15.10.2008
Nicolas Sarkozy prend à bras le corps la crise financière !
Dès le début de la crise, notamment lors de son arrivée en Europe, Nicolas Sarkozy a pris à bras le corps la situation, réunissant autour de lui les différents acteurs de la finance et du monde économique, comme les banquiers ou les assureurs, mais aussi les chefs d’Etats des pays européens, ou les commissaires européens.
Avec nos collègues européens, Nicolas Sarkozy s’est chargé de mettre en places plusieurs sommets en urgence, pour trouver une solution commune à la crise.
Dimanche dernier, à la suite d’un sommet des pays européens membres de la zone euro, Nicolas Sarkozy a dévoilé un plan d’urgence, qui sera mis en place dans tous les pays de la zone euro, et qui s’inspire du plan proposé par Gordon Brown au Royaume Uni.
Au lendemain de la réunion de l’Eurogroupe initiée par le Président de la République et à l’issue de laquelle un grand plan européen a été fixé, chaque Etat a convoqué son Gouvernement afin de prendre des mesures nationales dans la ligne du plan européen.
Ainsi, après avoir réuni un Conseil des Ministres extraordinaire, Nicolas Sarkozy a annoncé un grand plan engageant 360 milliards d’euros pour remédier aux difficultés que pourraient rencontrer les banques françaises.

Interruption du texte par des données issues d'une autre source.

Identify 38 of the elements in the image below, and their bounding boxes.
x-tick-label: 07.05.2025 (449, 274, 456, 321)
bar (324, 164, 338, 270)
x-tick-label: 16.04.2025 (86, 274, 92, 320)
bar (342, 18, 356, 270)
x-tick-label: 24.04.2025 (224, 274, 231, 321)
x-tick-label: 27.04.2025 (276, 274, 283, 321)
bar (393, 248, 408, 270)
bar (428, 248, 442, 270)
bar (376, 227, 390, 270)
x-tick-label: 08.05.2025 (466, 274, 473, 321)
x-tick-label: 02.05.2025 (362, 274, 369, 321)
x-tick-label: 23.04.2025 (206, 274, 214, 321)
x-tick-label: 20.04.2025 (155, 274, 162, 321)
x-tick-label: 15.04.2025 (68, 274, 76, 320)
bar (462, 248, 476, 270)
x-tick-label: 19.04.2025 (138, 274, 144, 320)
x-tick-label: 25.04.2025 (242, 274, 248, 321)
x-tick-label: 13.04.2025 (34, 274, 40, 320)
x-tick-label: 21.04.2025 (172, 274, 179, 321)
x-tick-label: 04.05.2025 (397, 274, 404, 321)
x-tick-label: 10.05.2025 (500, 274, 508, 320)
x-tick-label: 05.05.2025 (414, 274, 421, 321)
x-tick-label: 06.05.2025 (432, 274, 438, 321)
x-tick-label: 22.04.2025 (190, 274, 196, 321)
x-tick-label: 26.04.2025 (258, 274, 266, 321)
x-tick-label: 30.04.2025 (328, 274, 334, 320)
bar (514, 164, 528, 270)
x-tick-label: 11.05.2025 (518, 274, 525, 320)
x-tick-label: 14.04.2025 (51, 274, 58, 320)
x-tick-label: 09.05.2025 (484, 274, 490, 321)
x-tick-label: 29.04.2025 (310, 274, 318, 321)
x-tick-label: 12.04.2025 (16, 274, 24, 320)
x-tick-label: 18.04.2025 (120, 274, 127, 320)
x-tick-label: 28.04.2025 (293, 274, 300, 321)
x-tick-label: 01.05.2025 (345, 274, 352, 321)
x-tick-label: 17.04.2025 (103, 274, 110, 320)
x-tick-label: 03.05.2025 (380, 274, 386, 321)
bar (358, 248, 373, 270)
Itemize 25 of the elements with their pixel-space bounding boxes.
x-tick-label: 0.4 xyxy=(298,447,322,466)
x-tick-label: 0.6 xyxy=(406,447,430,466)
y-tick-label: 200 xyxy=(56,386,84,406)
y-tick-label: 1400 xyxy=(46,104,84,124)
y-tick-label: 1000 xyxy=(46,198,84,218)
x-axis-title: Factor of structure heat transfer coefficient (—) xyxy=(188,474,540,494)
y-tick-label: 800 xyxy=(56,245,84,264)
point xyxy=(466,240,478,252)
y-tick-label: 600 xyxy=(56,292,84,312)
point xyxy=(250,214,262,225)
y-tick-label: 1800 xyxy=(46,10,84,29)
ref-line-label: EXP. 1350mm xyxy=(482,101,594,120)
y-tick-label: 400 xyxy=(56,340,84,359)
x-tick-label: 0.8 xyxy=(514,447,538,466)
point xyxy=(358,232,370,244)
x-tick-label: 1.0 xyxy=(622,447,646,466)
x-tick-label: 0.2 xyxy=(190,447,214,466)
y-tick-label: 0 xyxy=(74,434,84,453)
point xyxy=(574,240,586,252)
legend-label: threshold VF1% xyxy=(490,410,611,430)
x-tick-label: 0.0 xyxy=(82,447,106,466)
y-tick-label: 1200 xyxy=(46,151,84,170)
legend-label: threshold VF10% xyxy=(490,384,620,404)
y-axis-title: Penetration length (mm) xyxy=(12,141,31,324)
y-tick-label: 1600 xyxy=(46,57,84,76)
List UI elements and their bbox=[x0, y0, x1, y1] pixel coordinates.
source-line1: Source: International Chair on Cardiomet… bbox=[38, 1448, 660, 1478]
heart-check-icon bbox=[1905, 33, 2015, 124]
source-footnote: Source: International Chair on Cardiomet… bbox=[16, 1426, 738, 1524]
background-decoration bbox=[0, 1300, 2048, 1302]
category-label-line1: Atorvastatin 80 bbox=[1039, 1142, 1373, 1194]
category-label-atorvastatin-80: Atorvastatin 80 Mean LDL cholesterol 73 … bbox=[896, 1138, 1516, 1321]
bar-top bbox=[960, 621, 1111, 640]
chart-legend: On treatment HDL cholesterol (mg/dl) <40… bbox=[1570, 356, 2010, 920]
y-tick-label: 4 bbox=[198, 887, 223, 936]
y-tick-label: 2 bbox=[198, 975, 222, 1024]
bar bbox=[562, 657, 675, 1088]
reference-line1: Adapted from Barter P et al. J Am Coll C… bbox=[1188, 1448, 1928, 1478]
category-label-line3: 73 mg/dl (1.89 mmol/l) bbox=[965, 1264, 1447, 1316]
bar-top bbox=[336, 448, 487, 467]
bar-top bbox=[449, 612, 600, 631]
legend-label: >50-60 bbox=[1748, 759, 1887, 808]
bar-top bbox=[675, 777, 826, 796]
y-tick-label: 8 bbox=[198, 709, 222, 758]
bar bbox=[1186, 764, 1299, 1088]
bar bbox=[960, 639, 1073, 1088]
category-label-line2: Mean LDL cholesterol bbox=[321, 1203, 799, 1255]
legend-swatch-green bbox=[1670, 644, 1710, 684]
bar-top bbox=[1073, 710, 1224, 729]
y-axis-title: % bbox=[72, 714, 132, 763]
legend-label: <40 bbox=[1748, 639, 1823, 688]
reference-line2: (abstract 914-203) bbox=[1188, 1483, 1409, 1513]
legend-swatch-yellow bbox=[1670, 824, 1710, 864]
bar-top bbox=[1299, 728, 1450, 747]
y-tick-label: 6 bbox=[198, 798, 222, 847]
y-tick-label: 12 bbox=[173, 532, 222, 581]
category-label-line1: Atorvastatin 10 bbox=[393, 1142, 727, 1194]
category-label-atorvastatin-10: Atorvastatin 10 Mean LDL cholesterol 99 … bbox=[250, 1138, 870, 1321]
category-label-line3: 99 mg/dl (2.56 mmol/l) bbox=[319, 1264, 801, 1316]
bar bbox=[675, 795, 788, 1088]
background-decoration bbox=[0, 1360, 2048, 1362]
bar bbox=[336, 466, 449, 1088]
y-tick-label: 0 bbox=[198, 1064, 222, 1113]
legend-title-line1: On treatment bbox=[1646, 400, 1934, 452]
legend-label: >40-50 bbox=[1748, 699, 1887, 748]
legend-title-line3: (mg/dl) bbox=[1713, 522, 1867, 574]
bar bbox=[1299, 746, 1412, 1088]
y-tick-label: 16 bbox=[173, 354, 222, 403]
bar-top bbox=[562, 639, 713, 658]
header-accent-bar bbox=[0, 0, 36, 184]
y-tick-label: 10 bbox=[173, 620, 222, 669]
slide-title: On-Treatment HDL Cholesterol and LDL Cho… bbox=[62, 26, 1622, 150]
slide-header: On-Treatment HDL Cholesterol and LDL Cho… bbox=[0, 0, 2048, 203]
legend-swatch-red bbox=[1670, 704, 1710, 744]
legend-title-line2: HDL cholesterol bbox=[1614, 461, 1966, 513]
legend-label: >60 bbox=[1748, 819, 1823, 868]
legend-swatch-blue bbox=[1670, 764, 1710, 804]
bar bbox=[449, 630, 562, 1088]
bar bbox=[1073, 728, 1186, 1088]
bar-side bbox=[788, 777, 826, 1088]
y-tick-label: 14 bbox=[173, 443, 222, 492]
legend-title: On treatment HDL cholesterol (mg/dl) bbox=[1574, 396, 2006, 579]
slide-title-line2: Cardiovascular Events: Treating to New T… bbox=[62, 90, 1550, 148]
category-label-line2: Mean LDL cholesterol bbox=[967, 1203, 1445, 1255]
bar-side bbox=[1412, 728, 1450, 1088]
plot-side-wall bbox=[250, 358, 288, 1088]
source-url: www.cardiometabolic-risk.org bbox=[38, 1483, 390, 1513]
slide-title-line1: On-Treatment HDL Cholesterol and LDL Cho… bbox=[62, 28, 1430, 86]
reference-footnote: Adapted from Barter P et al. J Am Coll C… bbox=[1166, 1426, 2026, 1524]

Deux mesures exceptionnelles sont prises par la France :
Création d’une garantie payante des prêts interbancaires
L’Etat français apportera une garantie payante des prêts interbancaires à hauteur de 320 milliards d’euros. Cette garantie s’applique aux contrats conclus avant le 31 décembre 2009 et pour une durée allant jusqu’à 5 ans. Autrement dit, lorsque deux banques se feront un prêt, ce qui est une pratique courante, l’Etat sera une « caution » du remboursement de la banque emprunteuse auprès de l’autre. La circulation des liquidités sur ce marché est essentielle au bon fonctionnement du système bancaire, et il convient de ne pas laisser les banques bloquer leurs mouvements de fonds. Nicolas Sarkozy a plaidé pour « le réamorçage de la pompe du crédit ».
Afin de faciliter la mise en place de cette garantie, une société ad hoc sera créée.
« Les créances garanties seront prioritaires par rapport à toutes les autres créances en cas de défaillance de l’établissement emprunteur », a précisé le Chef de l’Etat.
Cette garantie sera payante pour les banques au prix normal du marché et permettra aux banques concernées, signant une convention d’obligations, de ne pas reproduire les erreurs passées, notamment dans la rémunération abusive des dirigeants. Les obligations des banques concerneront évidemment le financement des particuliers, des entreprises, des PME et des collectivités territoriales.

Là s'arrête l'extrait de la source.